My good friend Jennifer pointed me to a video series from the Baton Rouge Advocate, titled Living Interracial. The project is comprised of video interviews of 11 interracial couples, four stories and two photo galleries. Watching all of the videos made me very emotional. Partly because I empathize with struggles and resistance the couples faced. Partly because they still experience backlash because they fell in love with someone of a different race. Some of the couples were only recently married, in 2011.
The video above is of Bernell and Kristy Smith. Bernell and I attended high school together, though he was a year ahead of me. I didn’t really know him, but in a community as small as ours, you sort of “knew” everyone. I do remember that he’s always had a great sense of humor.
Watching Jeffery Braxton speak about his wife Vivian’s stepson reaffirmed my decision not to raise my kids in Louisiana. Vivian’s son is mixed, Asian and African American. His stepson was bullied because of his looks. Jeffery tells his stepson that when others look at him, they see him as black kid. Even if his mother is Asian. That could easily happen to Sophia and Jaxson if we were living in Louisiana. It’s a lesson I’m not ready for my kids to learn. There’s an eye opening story about the unique challenges mixed race kids face in the South.
Warren and Sherri Crockett plan their lives a bit differently. Warren shares that they don’t take any back roads or stop at mom and pop shops when they travel. They don’t want to take any chances of being harassed. The don’t say it, but I have a feeling that they still experience that kind of harassment. I remember getting funny looks from people when hubby and I would stop to get gas or grab food from a fast food joint. Like my husband and I, Warren and Sherri kept their relationship hidden for a long time. They wouldn’t hold hands in public. When my husband and I went out together in Baton Rouge, I would only hold his hands only if I was sure that no one from my family would be there.

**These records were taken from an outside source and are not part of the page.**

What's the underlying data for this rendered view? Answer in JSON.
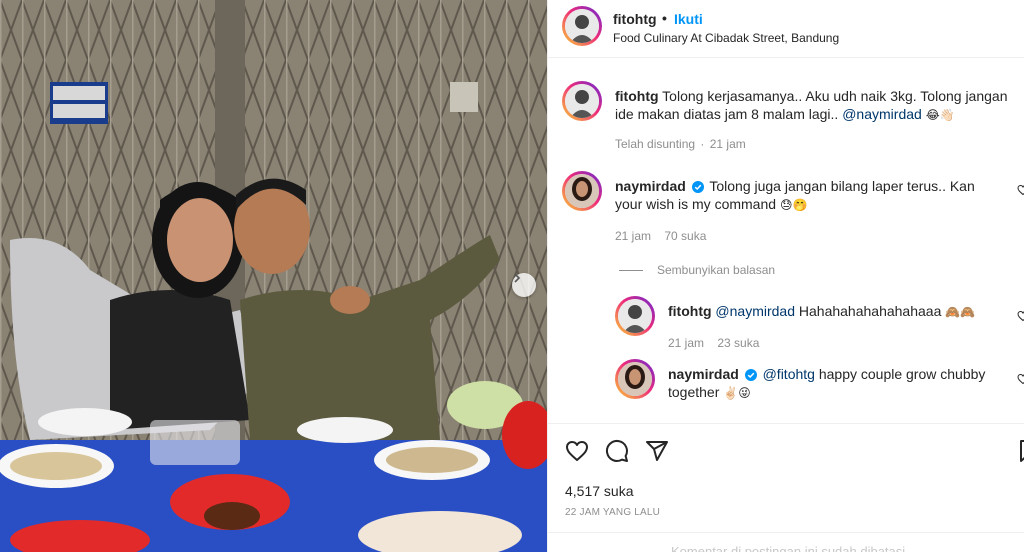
{
  "post": {
    "author": "fitohtg",
    "dot": "•",
    "follow_label": "Ikuti",
    "location": "Food Culinary At Cibadak Street, Bandung",
    "likes_text": "4,517 suka",
    "timestamp": "22 JAM YANG LALU",
    "comments_limited": "Komentar di postingan ini sudah dibatasi"
  },
  "caption": {
    "user": "fitohtg",
    "text": "Tolong kerjasamanya.. Aku udh naik 3kg. Tolong jangan ide makan diatas jam 8 malam lagi..",
    "mention": "@naymirdad",
    "emojis": "😂👋🏻",
    "edited_label": "Telah disunting",
    "time": "21 jam"
  },
  "comments": [
    {
      "user": "naymirdad",
      "verified": true,
      "text": "Tolong juga jangan bilang laper terus.. Kan your wish is my command",
      "emojis": "😓🤭",
      "time": "21 jam",
      "likes": "70 suka"
    }
  ],
  "hide_replies_label": "Sembunyikan balasan",
  "replies": [
    {
      "user": "fitohtg",
      "mention": "@naymirdad",
      "text": "Hahahahahahahahaaa",
      "emojis": "🙈🙈",
      "time": "21 jam",
      "likes": "23 suka"
    },
    {
      "user": "naymirdad",
      "verified": true,
      "mention": "@fitohtg",
      "text": "happy couple grow chubby together",
      "emojis": "✌🏻😜"
    }
  ],
  "icons": {
    "like": "heart-icon",
    "comment": "comment-icon",
    "share": "share-icon",
    "save": "bookmark-icon",
    "next": "chevron-right-icon"
  },
  "colors": {
    "accent": "#0095f6",
    "mention": "#00376b",
    "muted": "#8e8e8e",
    "verified": "#0095f6"
  }
}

I’m very impressed that The Advocate put together this project. These couples are very brave to share their story publicly. The range of couples is very diverse: young, old, newlywed, etc. Some were born and raised in Louisiana, others moved there as adults. They even interview John and Carol Zippert, who were Louisiana’s first interracial marriage.
Do you think their experiences are unique to the South?